Check What It Detects
check_routing Cost overruns (actual vs estimated)
check_execution Latency spikes, output quality drops (content too short)
check_handoff Context degradation (snapshot shrunk >80%), checkpoint chain too deep
check_coordination Aggregate anomalies across the full pipeline

Each anomaly is reported as an AnomalyReport with a severity (low, medium, high, critical) and a recommended action.

Recovery

The RecoveryExecutor translates anomaly recommendations into actions:

Action What Happens
continue Log the anomaly and proceed
retry Re-route and optionally re-execute the current step (budget: 1 per step, 3 total)
fallback Use the fallback model from the routing decision
rollback Restore checkpoint from the parent checkpoint
escalate Stop the pipeline

Recovery is configurable via RecoveryPolicy and runs automatically during coordinate() when a detector is attached.

Execution Events

Every action in the pipeline emits an ExecutionEvent:

Event Type When
route Router selects a model for a task
handoff Context is passed between agents
failure A routing or execution error occurs
recovery System recovers from a failure
completion Pipeline finishes successfully

Events are attached to the CoordinationResult:

for event in result.events:
    print(f"[{event.event_type}] agent={event.agent_id} payload={event.payload}")

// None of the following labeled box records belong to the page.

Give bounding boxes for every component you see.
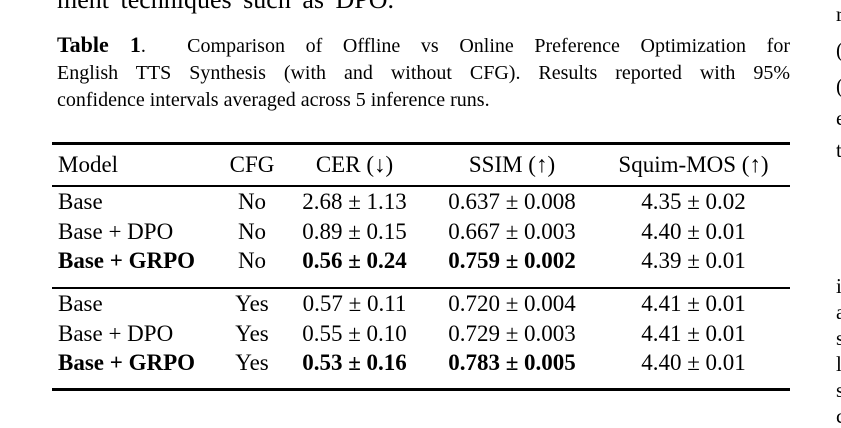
- table-row: Base No 2.68 ± 1.13 0.637 ± 0.008 4.35 ±…: [52, 186, 790, 217]
- cell-ssim: 0.759 ± 0.002: [448, 247, 576, 273]
- table-group-no-cfg: Base No 2.68 ± 1.13 0.637 ± 0.008 4.35 ±…: [52, 186, 790, 288]
- header-squim-mos: Squim-MOS (↑): [618, 151, 769, 177]
- table-row: Base + DPO No 0.89 ± 0.15 0.667 ± 0.003 …: [52, 217, 790, 248]
- cell-squim: 4.40 ± 0.01: [641, 349, 746, 375]
- cell-cfg: Yes: [235, 321, 269, 346]
- clipped-body-text-line: ment techniques such as DPO.: [57, 0, 394, 14]
- cell-cfg: No: [237, 219, 267, 244]
- header-model: Model: [58, 151, 119, 177]
- caption-line-3: confidence intervals averaged across 5 i…: [57, 89, 490, 111]
- clipped-glyph-fragment: (: [836, 38, 841, 62]
- cell-model: Base + GRPO: [58, 247, 196, 273]
- cell-model: Base + DPO: [58, 219, 174, 244]
- caption-label: Table 1: [57, 32, 141, 57]
- clipped-glyph-fragment: r: [836, 2, 841, 26]
- cell-cer: 2.68 ± 1.13: [302, 188, 407, 214]
- cell-cer: 0.89 ± 0.15: [302, 219, 407, 244]
- cell-ssim: 0.720 ± 0.004: [448, 290, 576, 316]
- clipped-glyph-fragment: (: [836, 74, 841, 98]
- clipped-glyph-fragment: l: [836, 352, 841, 376]
- cell-ssim: 0.667 ± 0.003: [448, 219, 576, 244]
- clipped-glyph-fragment: a: [836, 300, 841, 324]
- cell-cfg: No: [237, 188, 267, 214]
- caption-line-2: English TTS Synthesis (with and without …: [57, 62, 790, 84]
- table-row: Base + DPO Yes 0.55 ± 0.10 0.729 ± 0.003…: [52, 319, 790, 350]
- cell-squim: 4.39 ± 0.01: [641, 247, 746, 273]
- cell-cfg: No: [237, 247, 267, 273]
- table-row: Base Yes 0.57 ± 0.11 0.720 ± 0.004 4.41 …: [52, 288, 790, 319]
- cell-ssim: 0.783 ± 0.005: [448, 349, 576, 375]
- cell-cfg: Yes: [235, 290, 269, 316]
- cell-squim: 4.41 ± 0.01: [641, 290, 746, 316]
- results-table: Model CFG CER (↓) SSIM (↑) Squim-MOS (↑)…: [52, 142, 790, 391]
- header-ssim: SSIM (↑): [468, 151, 556, 177]
- clipped-glyph-fragment: i: [836, 274, 841, 298]
- cell-squim: 4.41 ± 0.01: [641, 321, 746, 346]
- cell-model: Base: [58, 188, 103, 214]
- cell-ssim: 0.637 ± 0.008: [448, 188, 576, 214]
- header-cer: CER (↓): [315, 151, 394, 177]
- cell-squim: 4.40 ± 0.01: [641, 219, 746, 244]
- cell-cer: 0.55 ± 0.10: [302, 321, 407, 346]
- clipped-glyph-fragment: c: [836, 404, 841, 428]
- header-row: Model CFG CER (↓) SSIM (↑) Squim-MOS (↑): [52, 144, 790, 186]
- table-caption: Table 1. Comparison of Offline vs Online…: [57, 31, 790, 114]
- table-header: Model CFG CER (↓) SSIM (↑) Squim-MOS (↑): [52, 143, 790, 186]
- table-group-with-cfg: Base Yes 0.57 ± 0.11 0.720 ± 0.004 4.41 …: [52, 287, 790, 390]
- cell-model: Base + GRPO: [58, 349, 196, 375]
- caption-line-1: Table 1. Comparison of Offline vs Online…: [57, 31, 790, 60]
- cell-cer: 0.57 ± 0.11: [302, 290, 407, 316]
- clipped-glyph-fragment: s: [836, 326, 841, 350]
- cell-ssim: 0.729 ± 0.003: [448, 321, 576, 346]
- cell-squim: 4.35 ± 0.02: [641, 188, 746, 214]
- cell-cer: 0.56 ± 0.24: [302, 247, 407, 273]
- clipped-glyph-fragment: e: [836, 106, 841, 130]
- cell-cfg: Yes: [235, 349, 269, 375]
- header-cfg: CFG: [229, 151, 275, 177]
- cell-model: Base: [58, 290, 103, 316]
- clipped-glyph-fragment: s: [836, 378, 841, 402]
- cell-cer: 0.53 ± 0.16: [302, 349, 407, 375]
- caption-line-1-text: . Comparison of Offline vs Online Prefer…: [140, 35, 790, 57]
- table-row: Base + GRPO No 0.56 ± 0.24 0.759 ± 0.002…: [52, 248, 790, 288]
- table-row: Base + GRPO Yes 0.53 ± 0.16 0.783 ± 0.00…: [52, 350, 790, 390]
- cell-model: Base + DPO: [58, 321, 174, 346]
- results-table-container: Model CFG CER (↓) SSIM (↑) Squim-MOS (↑)…: [52, 142, 790, 391]
- clipped-glyph-fragment: t: [836, 138, 841, 162]
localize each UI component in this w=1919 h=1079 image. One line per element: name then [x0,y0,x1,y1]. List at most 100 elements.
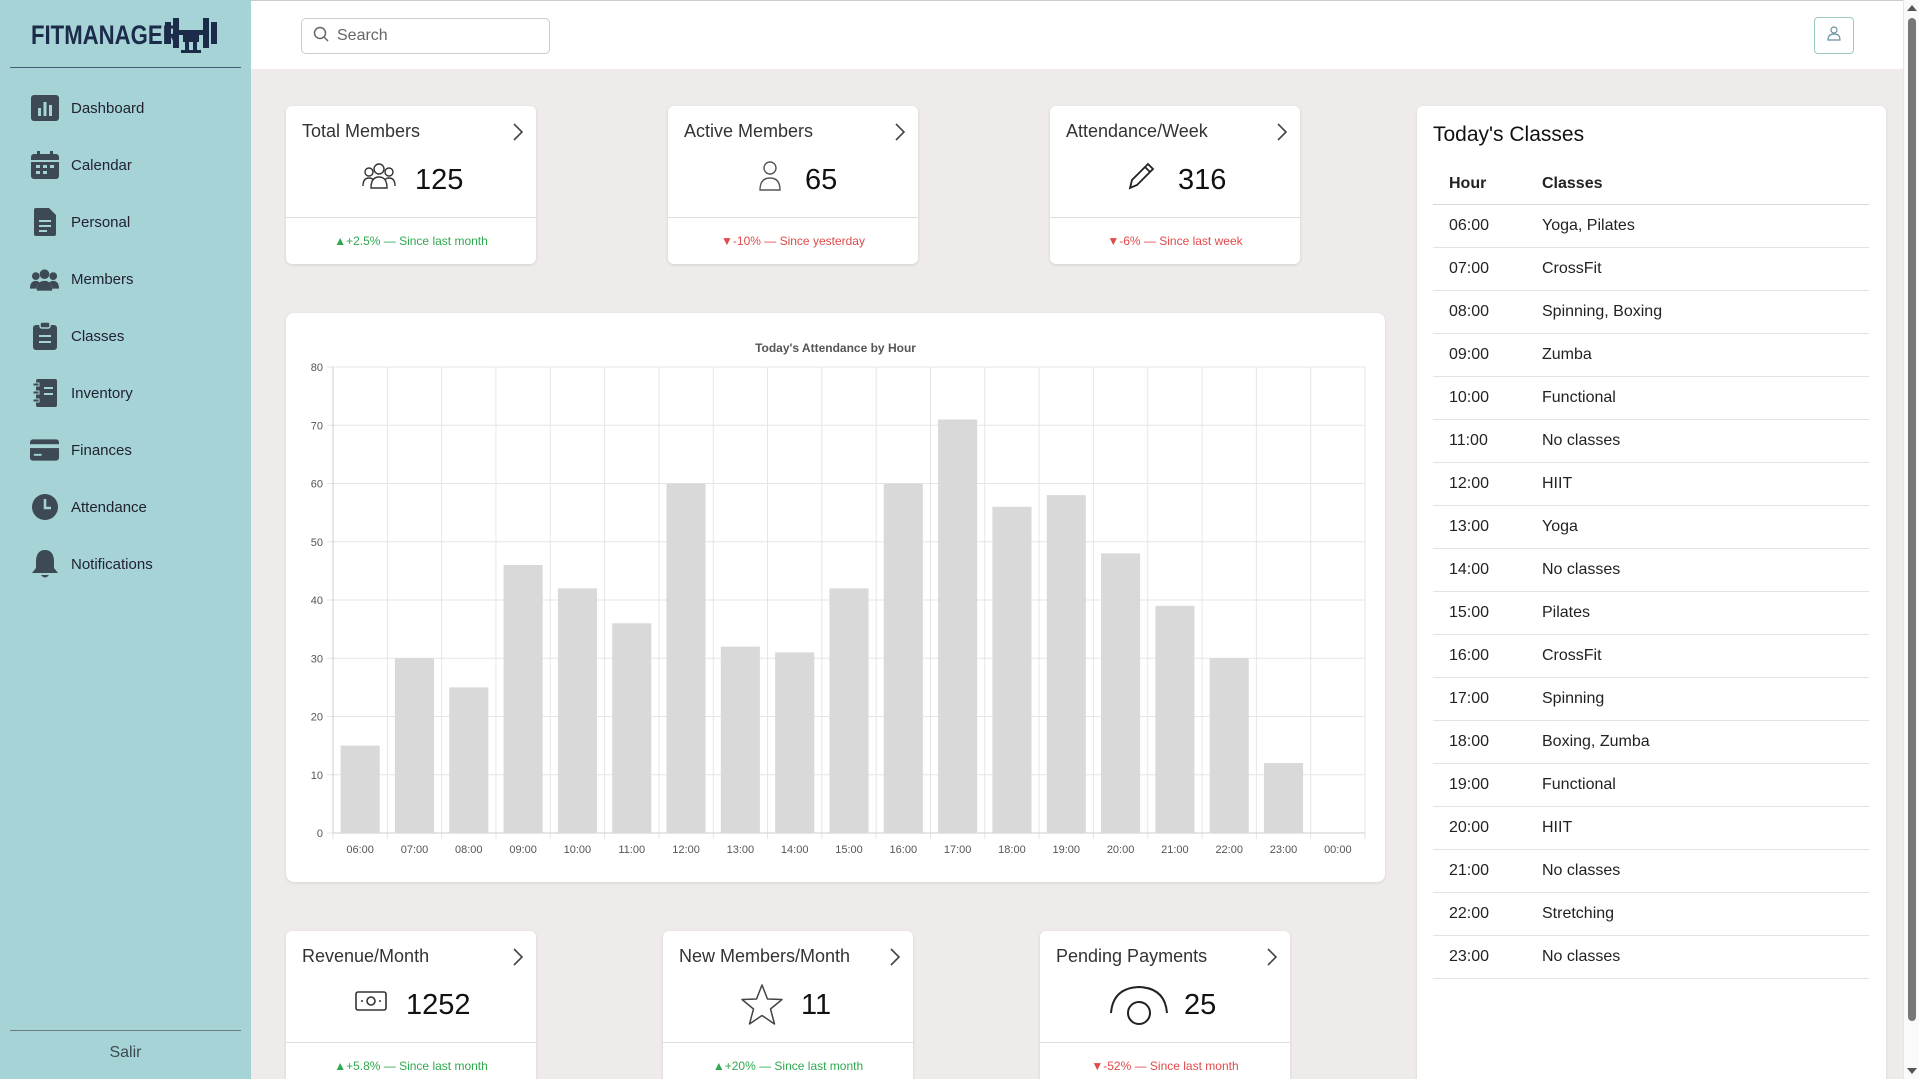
scroll-up-arrow-icon[interactable] [1907,5,1917,11]
class-names: HIIT [1542,806,1869,850]
class-hour: 09:00 [1433,333,1542,377]
top-bar [251,0,1903,69]
star-icon [739,983,785,1032]
class-hour: 20:00 [1433,806,1542,850]
x-tick-label: 06:00 [346,844,374,856]
classes-table-body: 06:00 Yoga, Pilates 07:00 CrossFit 08:00 Spin… [1433,204,1869,979]
chevron-right-icon[interactable] [512,947,524,972]
card-value: 11 [801,989,832,1021]
table-row: 11:00 No classes [1433,419,1869,463]
chart-bar [1046,495,1086,833]
class-hour: 16:00 [1433,634,1542,678]
cash-icon [354,985,388,1020]
x-tick-label: 15:00 [835,844,863,856]
sidebar-item-label: Notifications [71,555,153,573]
card-revenue-month: Revenue/Month 1252 ▲+5.8% — Since last m… [286,931,536,1079]
scrollbar-thumb[interactable] [1908,18,1916,1021]
class-names: Spinning [1542,677,1869,721]
sidebar-item-personal[interactable]: Personal [30,205,230,239]
class-names: Functional [1542,763,1869,807]
sidebar-item-calendar[interactable]: Calendar [30,148,230,182]
column-header-classes: Classes [1542,164,1869,205]
x-tick-label: 21:00 [1161,844,1189,856]
card-new-members-month: New Members/Month 11 ▲+20% — Since last … [663,931,913,1079]
class-names: Yoga, Pilates [1542,204,1869,248]
x-tick-label: 18:00 [998,844,1026,856]
class-hour: 19:00 [1433,763,1542,807]
scroll-down-arrow-icon[interactable] [1907,1068,1917,1074]
card-divider [668,217,918,218]
chevron-right-icon[interactable] [1266,947,1278,972]
card-value: 65 [805,164,838,196]
class-names: Stretching [1542,892,1869,936]
chart-bar [557,588,597,833]
table-row: 10:00 Functional [1433,376,1869,420]
table-row: 06:00 Yoga, Pilates [1433,204,1869,248]
column-header-hour: Hour [1433,164,1542,205]
card-title: Active Members [684,121,814,141]
table-row: 12:00 HIIT [1433,462,1869,506]
class-names: No classes [1542,419,1869,463]
sidebar-item-dashboard[interactable]: Dashboard [30,91,230,125]
x-tick-label: 14:00 [781,844,809,856]
card-pending-payments: Pending Payments 25 ▼-52% — Since last m… [1040,931,1290,1079]
chart-bar [340,745,380,833]
chevron-right-icon[interactable] [1276,122,1288,147]
class-hour: 07:00 [1433,247,1542,291]
search-input[interactable] [337,27,537,45]
page-scrollbar[interactable] [1903,0,1919,1079]
table-row: 08:00 Spinning, Boxing [1433,290,1869,334]
table-row: 16:00 CrossFit [1433,634,1869,678]
table-row: 20:00 HIIT [1433,806,1869,850]
class-hour: 06:00 [1433,204,1542,248]
search-box[interactable] [301,18,550,54]
table-row: 14:00 No classes [1433,548,1869,592]
class-names: Functional [1542,376,1869,420]
notebook-icon [30,379,59,408]
card-divider [1040,1042,1290,1043]
x-tick-label: 10:00 [564,844,592,856]
sidebar-item-finances[interactable]: Finances [30,433,230,467]
class-names: Yoga [1542,505,1869,549]
x-tick-label: 12:00 [672,844,700,856]
y-tick-label: 80 [311,362,323,374]
sidebar-item-attendance[interactable]: Attendance [30,490,230,524]
user-menu-button[interactable] [1814,17,1854,54]
class-hour: 23:00 [1433,935,1542,979]
sidebar-item-label: Calendar [71,156,132,174]
y-tick-label: 10 [311,770,323,782]
class-hour: 14:00 [1433,548,1542,592]
class-hour: 11:00 [1433,419,1542,463]
app-logo[interactable]: FITMANAGER [31,14,221,56]
class-hour: 13:00 [1433,505,1542,549]
card-divider [286,217,536,218]
card-value: 125 [415,164,464,196]
sidebar-item-inventory[interactable]: Inventory [30,376,230,410]
chart-bar [503,565,543,833]
y-tick-label: 60 [311,479,323,491]
gauge-icon [1108,983,1170,1032]
card-divider [286,1042,536,1043]
chart-canvas: 0 10 20 30 40 50 60 70 80 06:00 07:00 08:00 09:00 10:… [311,362,1366,856]
clock-icon [30,493,59,522]
class-names: No classes [1542,935,1869,979]
class-hour: 10:00 [1433,376,1542,420]
chart-bar [1263,763,1304,833]
sidebar-item-notifications[interactable]: Notifications [30,547,230,581]
chevron-right-icon[interactable] [512,122,524,147]
chevron-right-icon[interactable] [894,122,906,147]
card-value: 25 [1184,989,1217,1021]
sidebar-item-members[interactable]: Members [30,262,230,296]
sidebar-item-label: Finances [71,441,132,459]
chevron-right-icon[interactable] [889,947,901,972]
y-tick-label: 50 [311,537,323,549]
sidebar-item-classes[interactable]: Classes [30,319,230,353]
chart-bar [883,483,923,833]
class-hour: 17:00 [1433,677,1542,721]
sidebar: FITMANAGER Dashboard [0,0,251,1079]
class-names: Pilates [1542,591,1869,635]
sidebar-item-label: Dashboard [71,99,145,117]
logout-button[interactable]: Salir [109,1044,142,1061]
users-icon [30,265,59,294]
y-tick-label: 30 [311,653,323,665]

These events are structured data. They are not sent anywhere automatically — they live on the CoordinationResult object for you to log, store, or analyze however you choose.

Dry-Run vs Live Execution

  • execute=False (default) — routes tasks and creates checkpoints, but makes no LLM API calls. Use for cost estimation and pipeline validation.
  • execute=True — actually calls the LLM providers. Requires a ProviderRegistry on the runtime. Populates result.responses and result.actual_cost_usd.